Hebrews 11:3 draws the theological line from Psalm 33 to Christian faith: “By faith we understand that the universe was created by the word of God, so that what is seen was not made out of things that are visible.” The faith that believes Genesis 1, that sings Psalm 33, that trusts the Word through whom all things were made – this is the faith the author of Hebrews commends. Believing in the Creator and believing in Christ are not two separate acts of faith. They are the same faith, because the Creator and Christ are the same person.

Key Themes

Connections

Old Testament Roots

Psalm 33 and Psalm 104 both draw directly on Genesis 1, reframing narrative as worship. Psalm 148 extends the call: “Praise him, sun and moon, praise him, all you shining stars!… For he commanded and they were created” (148:3, 5). Isaiah 40:25-26 echoes Psalm 33’s awe: “Lift up your eyes on high and see: who created these? He who brings out their host by number, calling them all by name.” Nehemiah 9:6 affirms: “You are the LORD, you alone. You have made heaven, the heaven of heavens, with all their host, the earth and all that is on it, the seas and all that is in them; and you preserve all of them.”

New Testament Echoes

John 1:1-3 identifies the Word of Psalm 33:6 as the pre-incarnate Christ. Colossians 1:16-17 confirms that all things were created through and for Christ, and that in him all things hold together – the theological reality Psalm 104 celebrates in poetic form. Hebrews 1:3 describes the Son upholding “the universe by the word of his power.” Hebrews 11:3 grounds faith in creation by the word. Revelation 4:11 brings the worship of the Psalms into the throne room of heaven.

Parallel Passages

Compare Psalm 33:6-9 with Genesis 1:1-3 – the same event told as narrative and as worship. Compare Psalm 104:1-9 with Job 38:4-11, where God himself describes his creative work to Job. Compare Psalm 104:2 (“covering yourself with light as with a garment”) with 1 Timothy 6:16 (“who dwells in unapproachable light”).

Reflection Questions

  1. The psalmist reads Genesis 1 and responds with worship: “He spoke, and it came to be.” Is there a gap between what you know about God as Creator and how you worship him? What would it look like to close that gap this week?

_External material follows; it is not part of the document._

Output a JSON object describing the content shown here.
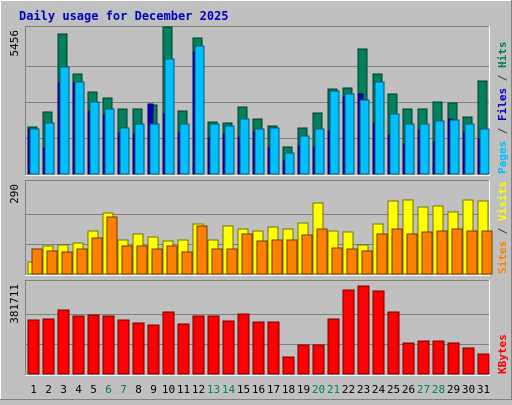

  2. Psalm 104 describes God not just as the one who made the world but as the one who actively sustains it – sending springs, providing food, wrapping himself in light. Colossians 1:17 identifies this sustainer as Christ. How does knowing that Jesus is the one holding the universe together right now change the way you face the uncertainties of your day?

  3. Psalm 33:6 says the heavens were made “by the word of the LORD” and “by the breath of his mouth.” The Word and the Spirit – present at creation, present in Christ, present in you through the Holy Spirit. What does it mean that the same creative power that made the heavens is at work in your life?

Prayer

Lord God, the psalmists looked at what you made and could not help but sing. We confess that we often look at the same creation and pass by in silence – too busy, too distracted, too familiar with the miracle to notice it. Forgive our dullness. Open our mouths to join the song that Psalm 33 began and that Revelation 4 will never end: “Worthy are you, our Lord and God, to receive glory and honor and power, for you created all things.” We worship you, Father, as the source of all that exists. We worship you, Lord Jesus, as the Word through whom all things were made and in whom all things hold together. We worship you, Holy Spirit, as the breath of God’s mouth who hovered over the waters and now dwells in us. Triune Creator, receive our praise. As we close this first week of study, seal in our hearts the truth that the God who spoke the cosmos into existence is the God who speaks to us in your Son – the Word made flesh, the Light of the world, the one in whom all things hold together. In his name. Amen.